What We Actually Built
GrydAI is a small set of architectural decisions that happen to compose into something useful. A streaming agent loop with serious context discipline. A sandbox per session that lets the language model do real math instead of guessing. A skill library that turns engineering procedures into markdown the model can read. A memory split that respects the difference between a fact about a person and a fact about a building. A typed artifact system that lets the chat UI render the same data structures the PDF prints. A single platform cron with five entries that turns the agent into something that monitors a building when no one is watching. An audit log that writes a row every time anything changes.
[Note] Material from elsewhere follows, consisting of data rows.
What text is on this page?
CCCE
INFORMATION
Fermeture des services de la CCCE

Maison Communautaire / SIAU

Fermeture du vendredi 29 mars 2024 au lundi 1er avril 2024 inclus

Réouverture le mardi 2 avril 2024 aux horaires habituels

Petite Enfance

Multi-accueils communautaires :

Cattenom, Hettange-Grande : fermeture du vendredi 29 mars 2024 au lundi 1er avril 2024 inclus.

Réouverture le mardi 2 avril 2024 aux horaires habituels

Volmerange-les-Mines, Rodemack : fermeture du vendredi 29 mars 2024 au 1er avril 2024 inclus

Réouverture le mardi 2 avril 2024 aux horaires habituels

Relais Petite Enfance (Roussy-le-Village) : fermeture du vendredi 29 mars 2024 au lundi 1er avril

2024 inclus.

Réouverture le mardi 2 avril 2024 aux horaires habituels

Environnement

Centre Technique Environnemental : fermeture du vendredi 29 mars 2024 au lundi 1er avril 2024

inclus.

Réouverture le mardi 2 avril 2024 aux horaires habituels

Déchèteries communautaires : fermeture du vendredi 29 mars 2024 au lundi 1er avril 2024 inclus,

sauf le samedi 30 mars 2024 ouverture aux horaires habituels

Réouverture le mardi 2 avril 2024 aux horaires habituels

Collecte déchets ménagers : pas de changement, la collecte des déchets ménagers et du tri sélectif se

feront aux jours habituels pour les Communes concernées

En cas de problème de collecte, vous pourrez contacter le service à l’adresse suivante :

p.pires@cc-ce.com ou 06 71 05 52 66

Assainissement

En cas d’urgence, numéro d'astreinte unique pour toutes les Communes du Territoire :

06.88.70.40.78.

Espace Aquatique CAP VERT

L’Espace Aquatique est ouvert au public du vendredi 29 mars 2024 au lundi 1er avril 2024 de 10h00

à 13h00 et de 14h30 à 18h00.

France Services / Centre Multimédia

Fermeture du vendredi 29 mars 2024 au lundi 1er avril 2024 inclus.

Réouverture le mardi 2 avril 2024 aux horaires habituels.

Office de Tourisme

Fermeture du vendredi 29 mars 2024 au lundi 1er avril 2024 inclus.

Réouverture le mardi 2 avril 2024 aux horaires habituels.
And an extension surface where adding a new sensor type, a new email provider, a new web search backend, or a new building controls vendor is one file and one line in a registry.
None of that, on its own, is novel. The combination is what gives a facility manager an agent she can trust at six in the morning when she has three hours and a board call to prepare for. Not because the model got smarter. Because the infrastructure around the model finally lets it behave like an engineer.
In part one I argued that buildings should not need interpreters. The architecture is what makes that promise honest. The next surface is opening the same pattern up to vendors and to the controls layer for buildings that run on Grydsense, so the agent does not just understand your building, it operates it. More on that soon.